NEW RESEARCH METHODS

The list of publications by Jan Czochralski numbers about one hundred. A complete list of these papers may be found in his biography (Wiadomosci Chemiczne 41, 597-634 (1987)).

A specific feature of his work and his achievements was the enrichment of the means and methods of research. His solutions of successive scientific problems required construction of suitable apparatus, special methods of measurements, and adaptation of methods known in other fields of science. This led to the following:

  • Studies of the rate of crystallization of metals resulted in the Czochralski method of growing single crystals, which has become very popular and widely applied till today,
  • Studies on the recrystallization of metals resulted in recrystallization diagrams, which are used commonly for describing the properties of materials,
  • The method of analysis of heating curves was developed, which is used for the measurements of self-improvement of materials,
  • Metallographic investigations required the development of new methods of etching, which inter alia resulted in Czochralski reagents for the etching of gold,
  • The method of quantitative determination of nonmetallic precipitates in iron and steel (microscopic observations and analysis of electrical resistivity of precipitates and the matrix) was born out of studies of the quality of materials,
  • An attempt to detect and identify nonmetallic precipitates using a specially constructed "radiomicroscope",
  • Studies of the corrosion of different materials stimulated the development consistent and controlled conditions of measurements,
  • Lack of X-ray equipment in Warsaw University of Technology led to the development of non-X-ray techniques (etch figures, distorted reflections and traces of mechanical deformation; methods taken from mineralogy) for determining the orientation of metal single crystals,
  • Introduction of new X-ray methods to metals science and their wide application (among others, for studies of the influence of deformation on diffraction patterns).

    ACKNOWLEDGEMENTS

    The present article on the life of Prof.

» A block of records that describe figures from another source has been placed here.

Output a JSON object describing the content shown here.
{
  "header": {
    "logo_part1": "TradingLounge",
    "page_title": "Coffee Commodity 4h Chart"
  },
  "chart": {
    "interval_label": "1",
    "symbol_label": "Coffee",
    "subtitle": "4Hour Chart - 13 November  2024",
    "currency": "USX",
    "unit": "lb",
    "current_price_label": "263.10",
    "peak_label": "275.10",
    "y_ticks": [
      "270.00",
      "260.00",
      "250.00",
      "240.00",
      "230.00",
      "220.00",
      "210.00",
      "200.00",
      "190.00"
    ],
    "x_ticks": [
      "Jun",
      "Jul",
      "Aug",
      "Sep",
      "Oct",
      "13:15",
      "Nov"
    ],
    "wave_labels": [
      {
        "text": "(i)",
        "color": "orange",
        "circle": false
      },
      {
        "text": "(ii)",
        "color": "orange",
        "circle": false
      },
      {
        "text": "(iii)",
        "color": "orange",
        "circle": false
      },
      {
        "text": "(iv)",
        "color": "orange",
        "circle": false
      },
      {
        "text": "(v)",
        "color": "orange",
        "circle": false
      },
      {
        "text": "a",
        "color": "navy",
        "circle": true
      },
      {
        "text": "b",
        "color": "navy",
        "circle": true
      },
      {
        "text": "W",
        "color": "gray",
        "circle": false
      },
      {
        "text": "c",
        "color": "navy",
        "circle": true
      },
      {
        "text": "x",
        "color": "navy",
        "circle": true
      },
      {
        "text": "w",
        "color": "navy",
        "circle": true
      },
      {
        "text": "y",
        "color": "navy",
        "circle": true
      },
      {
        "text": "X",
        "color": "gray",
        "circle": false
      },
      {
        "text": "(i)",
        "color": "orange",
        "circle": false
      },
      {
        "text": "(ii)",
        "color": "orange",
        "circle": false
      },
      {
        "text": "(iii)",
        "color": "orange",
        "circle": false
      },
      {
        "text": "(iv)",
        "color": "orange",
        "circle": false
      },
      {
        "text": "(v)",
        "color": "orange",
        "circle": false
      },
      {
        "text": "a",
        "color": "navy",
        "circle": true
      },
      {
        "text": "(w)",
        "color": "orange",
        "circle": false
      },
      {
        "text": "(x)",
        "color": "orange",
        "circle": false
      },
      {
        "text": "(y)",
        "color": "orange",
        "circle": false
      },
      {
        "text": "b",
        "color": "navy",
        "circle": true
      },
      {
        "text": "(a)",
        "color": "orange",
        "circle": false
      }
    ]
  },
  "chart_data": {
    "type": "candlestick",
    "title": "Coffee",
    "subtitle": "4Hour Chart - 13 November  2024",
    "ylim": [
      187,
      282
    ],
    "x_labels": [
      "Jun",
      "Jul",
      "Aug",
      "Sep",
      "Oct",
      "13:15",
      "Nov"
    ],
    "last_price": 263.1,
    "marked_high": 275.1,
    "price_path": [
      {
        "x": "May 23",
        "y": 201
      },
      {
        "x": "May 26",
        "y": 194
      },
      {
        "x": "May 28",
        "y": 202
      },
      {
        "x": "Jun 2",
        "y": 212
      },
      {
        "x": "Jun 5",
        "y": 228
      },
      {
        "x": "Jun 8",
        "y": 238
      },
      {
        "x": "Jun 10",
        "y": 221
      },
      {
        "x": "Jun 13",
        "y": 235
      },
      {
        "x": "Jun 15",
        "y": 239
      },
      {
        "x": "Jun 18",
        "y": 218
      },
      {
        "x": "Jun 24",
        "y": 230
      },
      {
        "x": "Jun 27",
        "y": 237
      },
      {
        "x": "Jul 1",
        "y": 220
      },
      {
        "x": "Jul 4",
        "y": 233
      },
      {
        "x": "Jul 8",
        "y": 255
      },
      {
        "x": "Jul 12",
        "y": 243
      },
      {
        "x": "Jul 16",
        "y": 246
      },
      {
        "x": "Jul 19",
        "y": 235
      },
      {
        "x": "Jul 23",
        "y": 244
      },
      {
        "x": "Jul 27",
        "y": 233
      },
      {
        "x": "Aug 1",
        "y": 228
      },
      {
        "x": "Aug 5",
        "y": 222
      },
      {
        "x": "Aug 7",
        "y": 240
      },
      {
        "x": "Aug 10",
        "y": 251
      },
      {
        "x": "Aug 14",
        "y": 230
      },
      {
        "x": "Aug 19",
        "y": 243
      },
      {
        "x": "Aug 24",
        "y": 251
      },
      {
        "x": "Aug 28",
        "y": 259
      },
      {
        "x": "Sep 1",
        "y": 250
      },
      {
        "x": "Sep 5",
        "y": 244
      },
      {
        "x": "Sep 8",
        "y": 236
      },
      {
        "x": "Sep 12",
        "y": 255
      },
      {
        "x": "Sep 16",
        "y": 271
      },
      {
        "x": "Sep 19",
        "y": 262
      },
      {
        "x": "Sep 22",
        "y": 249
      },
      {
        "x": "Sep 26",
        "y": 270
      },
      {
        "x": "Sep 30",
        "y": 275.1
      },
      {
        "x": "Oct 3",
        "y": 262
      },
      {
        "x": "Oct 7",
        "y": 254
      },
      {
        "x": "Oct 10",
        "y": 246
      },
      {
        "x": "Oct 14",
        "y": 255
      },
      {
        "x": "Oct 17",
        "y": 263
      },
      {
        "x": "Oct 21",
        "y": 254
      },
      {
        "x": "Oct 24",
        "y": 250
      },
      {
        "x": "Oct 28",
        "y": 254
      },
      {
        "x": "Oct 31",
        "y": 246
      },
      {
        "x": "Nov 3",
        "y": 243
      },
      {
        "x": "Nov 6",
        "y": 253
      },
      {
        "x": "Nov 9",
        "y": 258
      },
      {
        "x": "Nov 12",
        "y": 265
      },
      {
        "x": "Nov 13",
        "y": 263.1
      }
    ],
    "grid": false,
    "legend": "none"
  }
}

Jan Czochralski took about ten years of research of source materials and numerous interviews and would not have been completed without the enormous assistance of many persons, offices, archives and museums in Poland and abroad. The author is grateful to the members of the family of Professor Czochralski in Poland and abroad, who searched and placed at the author's disposal several valuable materials and documents. He also thanks Professor Kazimierz Lukaszewicz for his encouragement in these fascinating searches and analyses, and to Professor Keshra Sangwal for translating the article into English.

    FOOTNOTES

    [1] In 1795 Poland was eliminated from the map of Europe and divided between Prussia, Austria and Russia. The region of Wielkopolska, including Paluki, became a part of Prussia (since 1871, the German Empire). Poland regained independence in 1918.
    [2] The surname of the Nobel prize winner for the discovery of fullerenes, Sir H.W. Kroto, is associated with this town, where his ancestors lived.
    [3] After the occupation of Poland, all Polish institutions of higher education were closed.
    [4] Armia Krajowa (AK) was an underground army of the Polish State, with headquarters of in London, conducting training and guerrilla struggle in the territories occupied by Nazi Germany and the USSR.